Advancing Energy Recovery from Sugarcane Leaf via Two-Stage Anaerobic Digestion for Hydrogen and Methane Production: Impacts on Greenhouse Gas Mitigation and Sustainable Energy Production

Abstract

This study aims to enhance energy recovery from sugarcane leaf (SCL) through two-stage anaerobic digestion (TSAD) for hydrogen and methane production. The influence of hydraulic retention time (HRT) on this process was investigated. Optimal conditions established through batch experiments (5% total solids (TS) (w/v) and rice straw compost inoculum) were applied in semi-continuous stirred tank reactors (CSTR-H2 and CSTR-CH4).
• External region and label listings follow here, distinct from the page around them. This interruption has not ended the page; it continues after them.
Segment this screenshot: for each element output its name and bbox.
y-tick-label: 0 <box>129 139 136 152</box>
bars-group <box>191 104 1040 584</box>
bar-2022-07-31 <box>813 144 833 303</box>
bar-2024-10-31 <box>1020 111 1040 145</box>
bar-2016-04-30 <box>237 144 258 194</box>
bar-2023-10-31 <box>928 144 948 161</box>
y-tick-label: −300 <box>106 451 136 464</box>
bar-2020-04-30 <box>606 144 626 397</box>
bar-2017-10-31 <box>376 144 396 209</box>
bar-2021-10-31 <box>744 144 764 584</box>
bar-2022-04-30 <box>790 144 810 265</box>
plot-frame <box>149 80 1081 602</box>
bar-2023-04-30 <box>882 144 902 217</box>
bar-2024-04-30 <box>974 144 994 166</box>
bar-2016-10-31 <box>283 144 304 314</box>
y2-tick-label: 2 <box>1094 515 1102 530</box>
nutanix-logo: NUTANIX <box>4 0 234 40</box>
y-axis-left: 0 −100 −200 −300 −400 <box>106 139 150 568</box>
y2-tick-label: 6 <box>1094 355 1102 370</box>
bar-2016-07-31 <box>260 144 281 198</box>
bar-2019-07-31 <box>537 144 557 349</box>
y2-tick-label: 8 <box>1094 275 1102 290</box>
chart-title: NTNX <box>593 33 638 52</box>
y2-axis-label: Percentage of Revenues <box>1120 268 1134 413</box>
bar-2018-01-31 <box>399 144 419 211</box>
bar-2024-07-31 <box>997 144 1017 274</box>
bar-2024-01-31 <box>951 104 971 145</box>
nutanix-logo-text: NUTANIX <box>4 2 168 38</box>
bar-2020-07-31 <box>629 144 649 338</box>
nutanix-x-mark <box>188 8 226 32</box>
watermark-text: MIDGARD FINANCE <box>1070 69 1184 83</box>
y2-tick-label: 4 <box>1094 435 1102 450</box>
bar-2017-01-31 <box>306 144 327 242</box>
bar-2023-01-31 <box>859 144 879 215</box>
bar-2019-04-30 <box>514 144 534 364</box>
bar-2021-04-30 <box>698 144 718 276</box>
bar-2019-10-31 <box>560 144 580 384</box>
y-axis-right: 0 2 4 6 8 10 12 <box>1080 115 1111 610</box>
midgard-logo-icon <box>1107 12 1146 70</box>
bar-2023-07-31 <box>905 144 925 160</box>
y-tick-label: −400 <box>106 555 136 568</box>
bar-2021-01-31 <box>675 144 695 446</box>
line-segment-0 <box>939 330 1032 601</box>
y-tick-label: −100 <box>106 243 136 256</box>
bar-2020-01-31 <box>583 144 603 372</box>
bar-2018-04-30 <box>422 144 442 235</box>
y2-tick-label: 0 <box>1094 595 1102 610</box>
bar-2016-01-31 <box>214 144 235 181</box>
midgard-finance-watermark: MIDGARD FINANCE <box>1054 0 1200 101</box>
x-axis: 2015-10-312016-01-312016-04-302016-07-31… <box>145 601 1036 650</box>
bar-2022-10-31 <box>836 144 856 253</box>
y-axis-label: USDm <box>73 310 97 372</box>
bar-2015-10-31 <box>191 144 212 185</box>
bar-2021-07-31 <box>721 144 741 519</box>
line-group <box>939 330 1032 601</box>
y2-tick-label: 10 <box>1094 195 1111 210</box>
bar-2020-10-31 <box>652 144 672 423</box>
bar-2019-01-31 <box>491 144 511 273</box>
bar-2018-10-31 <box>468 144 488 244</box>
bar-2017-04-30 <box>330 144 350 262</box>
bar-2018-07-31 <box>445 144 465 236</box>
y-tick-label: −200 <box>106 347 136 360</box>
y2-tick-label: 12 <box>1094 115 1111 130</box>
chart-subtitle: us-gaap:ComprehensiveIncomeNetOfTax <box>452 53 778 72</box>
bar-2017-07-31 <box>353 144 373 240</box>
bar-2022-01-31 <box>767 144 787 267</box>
Remarkably, the highest production rates were achieved with HRTs of 5 days for CSTR-H2 (60.1 mL-H2/L·d) and 25 days for CSTR-CH4 (238.6 mL-CH4/L·d). Microbiological analysis by 16s rRNA sequencing identified Bacillus as predominant in CSTR-H2 followed by Lactobacillus and Clostridium. Utilizing SCL for TSAD could reduce greenhouse gas (GHG) emissions by 2.88 Mt-CO2 eq/year, compared to open-field burning, and mitigate emissions from fossil-fuel-based power plants by 228 kt-CO2 eq/year. This research underscores the potential of TSAD for efficient energy recovery and significant GHG emission reductions.